But it is sufficient — according to Apple, and even according to you. Even with a 1 TB backup drive you have the luxury of scrolling through two months of backups, from which you can choose an entire system to restore as of that time, day, or week (depending on how far back you go). That's astonishing.
Bear in mind "sufficient" is defined as one complete, restorable backup of the source volume's contents. Apple doesn't guarantee anything more than that.
The reason is that TM backs up everything including data not accessible to the user — temporary files and other data dynamically managed by the system. macOS releases that purgeable storage on its own schedule (typically a day). If you find yourself running low on internal storage to the point you are unable to download a large file or install a significant macOS update or upgrade for example, waiting a day or so is usually adequate.

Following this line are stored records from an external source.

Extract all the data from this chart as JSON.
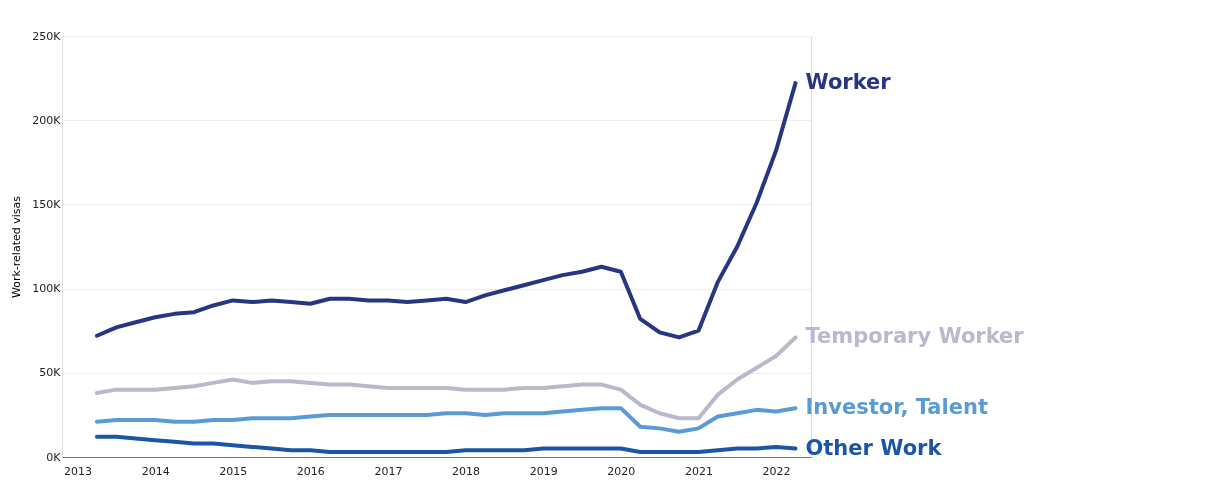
{
  "chart_data": {
    "type": "line",
    "ylabel": "Work-related visas",
    "x": [
      2013.25,
      2013.5,
      2013.75,
      2014,
      2014.25,
      2014.5,
      2014.75,
      2015,
      2015.25,
      2015.5,
      2015.75,
      2016,
      2016.25,
      2016.5,
      2016.75,
      2017,
      2017.25,
      2017.5,
      2017.75,
      2018,
      2018.25,
      2018.5,
      2018.75,
      2019,
      2019.25,
      2019.5,
      2019.75,
      2020,
      2020.25,
      2020.5,
      2020.75,
      2021,
      2021.25,
      2021.5,
      2021.75,
      2022,
      2022.25
    ],
    "series": [
      {
        "name": "Worker",
        "color": "#283583",
        "values": [
          72,
          77,
          80,
          83,
          85,
          86,
          90,
          93,
          92,
          93,
          92,
          91,
          94,
          94,
          93,
          93,
          92,
          93,
          94,
          92,
          96,
          99,
          102,
          105,
          108,
          110,
          113,
          110,
          82,
          74,
          71,
          75,
          104,
          125,
          151,
          182,
          222
        ]
      },
      {
        "name": "Temporary Worker",
        "color": "#b9b8cc",
        "values": [
          38,
          40,
          40,
          40,
          41,
          42,
          44,
          46,
          44,
          45,
          45,
          44,
          43,
          43,
          42,
          41,
          41,
          41,
          41,
          40,
          40,
          40,
          41,
          41,
          42,
          43,
          43,
          40,
          31,
          26,
          23,
          23,
          37,
          46,
          53,
          60,
          71
        ]
      },
      {
        "name": "Investor, Talent",
        "color": "#5b9bd5",
        "values": [
          21,
          22,
          22,
          22,
          21,
          21,
          22,
          22,
          23,
          23,
          23,
          24,
          25,
          25,
          25,
          25,
          25,
          25,
          26,
          26,
          25,
          26,
          26,
          26,
          27,
          28,
          29,
          29,
          18,
          17,
          15,
          17,
          24,
          26,
          28,
          27,
          29
        ]
      },
      {
        "name": "Other Work",
        "color": "#1b55a8",
        "values": [
          12,
          12,
          11,
          10,
          9,
          8,
          8,
          7,
          6,
          5,
          4,
          4,
          3,
          3,
          3,
          3,
          3,
          3,
          3,
          4,
          4,
          4,
          4,
          5,
          5,
          5,
          5,
          5,
          3,
          3,
          3,
          3,
          4,
          5,
          5,
          6,
          5
        ]
      }
    ],
    "xlim": [
      2012.8,
      2022.45
    ],
    "xticks": [
      2013,
      2014,
      2015,
      2016,
      2017,
      2018,
      2019,
      2020,
      2021,
      2022
    ],
    "ylim": [
      0,
      250
    ],
    "yticks": [
      {
        "value": 0,
        "label": "0K"
      },
      {
        "value": 50,
        "label": "50K"
      },
      {
        "value": 100,
        "label": "100K"
      },
      {
        "value": 150,
        "label": "150K"
      },
      {
        "value": 200,
        "label": "200K"
      },
      {
        "value": 250,
        "label": "250K"
      }
    ],
    "grid": "y",
    "legend": false,
    "marker": "none",
    "line_style": "solid"
  }
}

The reason it does that is so you can effectively use TM to create a duplicate of the source Mac at the time it was backed up, should it become lost, stolen, or broken. Nothing needs to be rebuilt, updated, downloaded, changed, etc.
It gets better: Should you ever find yourself in dire need to recover from some disaster you can restore a "local snapshot" from the startup volume itself. That takes about two minutes, start to finish, provided you take advantage of that opportunity right away because older "local snapshots" are constantly being replaced by newer ones.

In what should now be considered the distant past, your expectations would be reasonable. It is no longer so. macOS maximizes utilization of the entirety of its resources — including storage.
The bottom line is that 1 TB is about the minimum practicable Time Machine backup drive these days, given the fact the most modestly equipped Mac has 256 GB storage... an exiguous amount for practical use.